Does anyone have experience or an opinion on machining "Royal Wood" trim boards to make crown molding for an exterior application? I would be using their "1 x 6" stock. I am restoring a Victorian era curved wrap-around porch. To match the old crown molding profile, I need have this custom made. I am considering using Royal Wood because it is clear, readily available and it comes in 16 foot lengths.
Their website says this material can be machined, and that if the interior is exposed due to machining, that it will still be weather proof even if unpainted. But I will be painting the finished crown molding. However, my friend who will actually make the crown molding has never used Royal Wood before. Any input would be greatly appreciated.
(Architectural Woodworking Forum)
From contributor B:
What you are talking about doing here is making your own flexible crown moulding. You could run into some problems other then those that might occur during the machining process.
I believe when you purchase ready made flex crown it is pre-twisted to make the upper and outer edge run the top outer radius while the lower inner edge runs the facia radius (outside curved descriptions - just the opposite for inside curves).
If you run your own crown I don't think you will be able to make the bend without the crown wanting to ride in flat up against your facia. This is because the bottom edge on an outside curve crown is running at a typically 3" to 4" smaller radius then the upper outer edge.
I'd suggest you take a piece of the un-profiled "Royal Wood" and seeing if it can be held up at the same angle as the crown and made to run the curve. Our business is curved mouldings and we make a lot of wood curved crown. I haven't worked with much flex crown over the years but do have a pretty good idea of how it gets applied.
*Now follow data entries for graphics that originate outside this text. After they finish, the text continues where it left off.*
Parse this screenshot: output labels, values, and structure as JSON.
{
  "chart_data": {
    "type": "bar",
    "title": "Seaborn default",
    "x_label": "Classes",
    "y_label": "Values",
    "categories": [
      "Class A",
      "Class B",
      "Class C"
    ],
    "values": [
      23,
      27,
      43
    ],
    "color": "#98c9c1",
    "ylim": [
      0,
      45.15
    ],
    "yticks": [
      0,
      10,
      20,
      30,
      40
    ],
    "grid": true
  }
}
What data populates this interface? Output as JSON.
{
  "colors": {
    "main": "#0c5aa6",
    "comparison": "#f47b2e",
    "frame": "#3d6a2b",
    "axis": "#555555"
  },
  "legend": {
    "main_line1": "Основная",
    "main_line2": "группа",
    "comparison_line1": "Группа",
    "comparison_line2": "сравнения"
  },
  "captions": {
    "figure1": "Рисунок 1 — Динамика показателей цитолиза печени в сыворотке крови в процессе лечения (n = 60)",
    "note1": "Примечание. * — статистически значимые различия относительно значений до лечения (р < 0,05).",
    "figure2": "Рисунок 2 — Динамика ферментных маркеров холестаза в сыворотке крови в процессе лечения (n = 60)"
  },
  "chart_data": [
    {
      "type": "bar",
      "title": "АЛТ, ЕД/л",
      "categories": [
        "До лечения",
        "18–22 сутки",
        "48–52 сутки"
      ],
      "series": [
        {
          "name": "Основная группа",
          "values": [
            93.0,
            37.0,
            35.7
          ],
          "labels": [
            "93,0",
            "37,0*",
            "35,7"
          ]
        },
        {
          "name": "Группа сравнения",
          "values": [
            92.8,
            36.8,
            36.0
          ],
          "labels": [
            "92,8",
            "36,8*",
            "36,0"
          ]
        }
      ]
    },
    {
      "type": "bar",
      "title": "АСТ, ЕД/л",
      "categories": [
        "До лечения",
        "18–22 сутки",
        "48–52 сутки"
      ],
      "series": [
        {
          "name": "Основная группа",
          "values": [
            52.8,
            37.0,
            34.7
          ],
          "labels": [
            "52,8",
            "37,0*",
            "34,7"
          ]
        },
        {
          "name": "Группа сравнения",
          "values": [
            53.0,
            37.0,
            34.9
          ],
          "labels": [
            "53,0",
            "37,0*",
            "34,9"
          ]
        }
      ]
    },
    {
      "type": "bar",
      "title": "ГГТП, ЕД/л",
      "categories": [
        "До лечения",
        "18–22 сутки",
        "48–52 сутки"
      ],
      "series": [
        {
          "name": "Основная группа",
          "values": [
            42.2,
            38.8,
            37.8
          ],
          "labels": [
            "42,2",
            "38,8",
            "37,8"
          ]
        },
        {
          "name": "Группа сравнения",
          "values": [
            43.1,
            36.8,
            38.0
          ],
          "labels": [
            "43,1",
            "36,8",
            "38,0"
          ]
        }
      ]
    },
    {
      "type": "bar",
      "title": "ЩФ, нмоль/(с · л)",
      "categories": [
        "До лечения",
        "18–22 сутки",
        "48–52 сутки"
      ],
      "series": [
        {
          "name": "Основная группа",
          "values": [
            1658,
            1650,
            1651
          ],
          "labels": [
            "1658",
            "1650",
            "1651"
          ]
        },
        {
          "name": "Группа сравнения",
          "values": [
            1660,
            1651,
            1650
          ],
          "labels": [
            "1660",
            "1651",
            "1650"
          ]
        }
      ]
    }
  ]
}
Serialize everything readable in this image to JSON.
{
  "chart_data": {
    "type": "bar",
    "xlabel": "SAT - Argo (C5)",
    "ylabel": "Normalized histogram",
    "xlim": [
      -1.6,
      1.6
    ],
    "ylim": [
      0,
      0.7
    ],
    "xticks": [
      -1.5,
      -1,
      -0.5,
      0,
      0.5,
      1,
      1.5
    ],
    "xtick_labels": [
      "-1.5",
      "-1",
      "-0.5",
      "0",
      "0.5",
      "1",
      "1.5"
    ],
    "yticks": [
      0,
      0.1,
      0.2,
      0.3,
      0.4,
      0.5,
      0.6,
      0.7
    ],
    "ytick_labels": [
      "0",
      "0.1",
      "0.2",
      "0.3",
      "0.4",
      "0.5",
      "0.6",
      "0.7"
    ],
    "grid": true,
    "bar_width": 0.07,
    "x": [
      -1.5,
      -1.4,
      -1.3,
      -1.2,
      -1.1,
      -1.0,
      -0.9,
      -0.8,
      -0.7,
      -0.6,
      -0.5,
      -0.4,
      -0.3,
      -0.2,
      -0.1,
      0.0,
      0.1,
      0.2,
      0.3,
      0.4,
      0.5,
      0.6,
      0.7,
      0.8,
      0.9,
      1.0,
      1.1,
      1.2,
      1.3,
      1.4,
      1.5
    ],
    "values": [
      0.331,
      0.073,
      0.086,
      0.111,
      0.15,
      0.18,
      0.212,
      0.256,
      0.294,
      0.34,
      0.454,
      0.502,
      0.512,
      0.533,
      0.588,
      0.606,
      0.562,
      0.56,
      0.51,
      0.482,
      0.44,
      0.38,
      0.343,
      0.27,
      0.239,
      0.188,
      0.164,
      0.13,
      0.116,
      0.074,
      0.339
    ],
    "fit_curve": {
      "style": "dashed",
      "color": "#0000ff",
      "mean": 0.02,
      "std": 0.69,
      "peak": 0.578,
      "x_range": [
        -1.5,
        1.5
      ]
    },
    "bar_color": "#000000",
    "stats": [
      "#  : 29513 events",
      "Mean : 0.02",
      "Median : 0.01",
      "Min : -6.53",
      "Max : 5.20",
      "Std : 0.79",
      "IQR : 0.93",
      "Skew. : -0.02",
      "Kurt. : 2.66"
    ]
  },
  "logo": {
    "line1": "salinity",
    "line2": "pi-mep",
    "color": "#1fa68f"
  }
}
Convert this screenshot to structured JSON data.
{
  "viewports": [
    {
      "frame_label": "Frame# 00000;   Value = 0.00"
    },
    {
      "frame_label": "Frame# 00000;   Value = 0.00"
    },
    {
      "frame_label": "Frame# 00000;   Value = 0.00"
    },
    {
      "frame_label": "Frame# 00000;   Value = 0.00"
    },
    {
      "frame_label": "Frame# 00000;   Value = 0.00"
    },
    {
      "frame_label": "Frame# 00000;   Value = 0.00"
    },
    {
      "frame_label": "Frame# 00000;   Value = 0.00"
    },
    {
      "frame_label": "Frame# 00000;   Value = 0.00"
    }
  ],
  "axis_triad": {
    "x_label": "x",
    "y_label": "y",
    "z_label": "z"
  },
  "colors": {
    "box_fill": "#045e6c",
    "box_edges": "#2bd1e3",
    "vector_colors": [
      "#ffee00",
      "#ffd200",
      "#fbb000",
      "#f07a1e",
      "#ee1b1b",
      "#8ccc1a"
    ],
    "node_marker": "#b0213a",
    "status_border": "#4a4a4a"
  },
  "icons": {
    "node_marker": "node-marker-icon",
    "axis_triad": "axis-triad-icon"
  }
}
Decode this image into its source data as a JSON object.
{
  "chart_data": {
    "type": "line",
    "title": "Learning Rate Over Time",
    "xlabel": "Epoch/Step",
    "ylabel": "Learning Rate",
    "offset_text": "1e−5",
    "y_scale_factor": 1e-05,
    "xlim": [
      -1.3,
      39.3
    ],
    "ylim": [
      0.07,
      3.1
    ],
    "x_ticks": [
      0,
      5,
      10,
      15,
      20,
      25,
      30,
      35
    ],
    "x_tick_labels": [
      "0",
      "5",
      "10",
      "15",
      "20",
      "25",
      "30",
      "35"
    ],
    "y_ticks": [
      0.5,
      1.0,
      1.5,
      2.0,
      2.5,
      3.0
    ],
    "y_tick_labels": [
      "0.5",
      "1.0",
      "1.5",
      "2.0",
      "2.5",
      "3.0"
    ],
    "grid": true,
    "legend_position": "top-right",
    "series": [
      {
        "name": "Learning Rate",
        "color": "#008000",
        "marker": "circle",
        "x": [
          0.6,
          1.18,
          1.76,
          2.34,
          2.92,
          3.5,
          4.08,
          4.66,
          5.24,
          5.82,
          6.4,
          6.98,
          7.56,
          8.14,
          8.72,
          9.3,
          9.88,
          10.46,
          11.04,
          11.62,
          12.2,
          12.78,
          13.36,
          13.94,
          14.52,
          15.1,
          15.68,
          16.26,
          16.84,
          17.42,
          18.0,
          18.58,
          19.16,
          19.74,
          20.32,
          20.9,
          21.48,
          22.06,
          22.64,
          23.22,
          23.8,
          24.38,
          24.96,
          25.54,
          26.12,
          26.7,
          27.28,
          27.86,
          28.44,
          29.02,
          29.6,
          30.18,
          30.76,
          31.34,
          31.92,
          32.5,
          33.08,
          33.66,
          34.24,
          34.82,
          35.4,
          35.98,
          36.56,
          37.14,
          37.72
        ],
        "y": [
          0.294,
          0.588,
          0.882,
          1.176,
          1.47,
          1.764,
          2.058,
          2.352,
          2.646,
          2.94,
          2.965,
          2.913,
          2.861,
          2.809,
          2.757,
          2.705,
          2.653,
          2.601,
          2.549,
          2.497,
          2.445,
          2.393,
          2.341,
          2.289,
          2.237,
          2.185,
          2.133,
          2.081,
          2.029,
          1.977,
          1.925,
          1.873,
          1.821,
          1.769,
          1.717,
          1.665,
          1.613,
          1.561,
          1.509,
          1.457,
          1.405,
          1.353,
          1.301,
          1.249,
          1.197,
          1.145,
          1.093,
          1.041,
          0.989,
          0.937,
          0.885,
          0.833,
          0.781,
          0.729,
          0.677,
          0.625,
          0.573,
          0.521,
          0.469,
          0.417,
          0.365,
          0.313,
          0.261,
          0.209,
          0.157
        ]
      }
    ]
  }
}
I should post a separate question on how to best bend the crown around the curved edge of the roof. But for now, I simply need to know if the Royal Wood will work acceptably as a machineable substitute for real wood. Will we hit any surprises or have any regrets? I am just trying to make sure before I ruin about $160 worth of material.
As far as bending you'll just have to try a piece and see how badly it deforms. I doubt kerfing will help much in your application given the "lean out" of that size crown. You could try heat but it's a PITA. You could also try flexible polyurethane if you're so inclined.
Couldn't he also use a heat blanket to bend the crown? I'm pretty sure that would work very easily. If you get PVC too hot, it turns to cooked spaghetti, so you'd want to cook it just right.
Just heat up the moulding and push it to the shape you want its pretty easier. Why bother with everything else. Just get the job done with the right tools. I always go out and get the correct tools for the job. If I never use them again I just sell it off. Someone else is looking for the blankets and I bet you'd lose less on it than renting it. Most of the time I just include it in my bid and it's charged off to the job. By the way - my supplier has some Azek that was heated and then shaped into a pretzel. It can certainly make the 8' radius.
B) My friend has made some of the crown molding already, using a Bellsaw with a single blade. He reports that the Royal Wood shapes well, and is easier to cut than pine. He did note that it sands oddly compared to real wood, but is quite satisfactory.
C) As to making the 14 feet of curved crown molding, I had planned to follow the method described in Fine Homebuilding. But where wood was used, I planned to use a piece of Royal Wood. I had no idea that plastic wood could be bent with warming blankets. I'll have to think about this some more.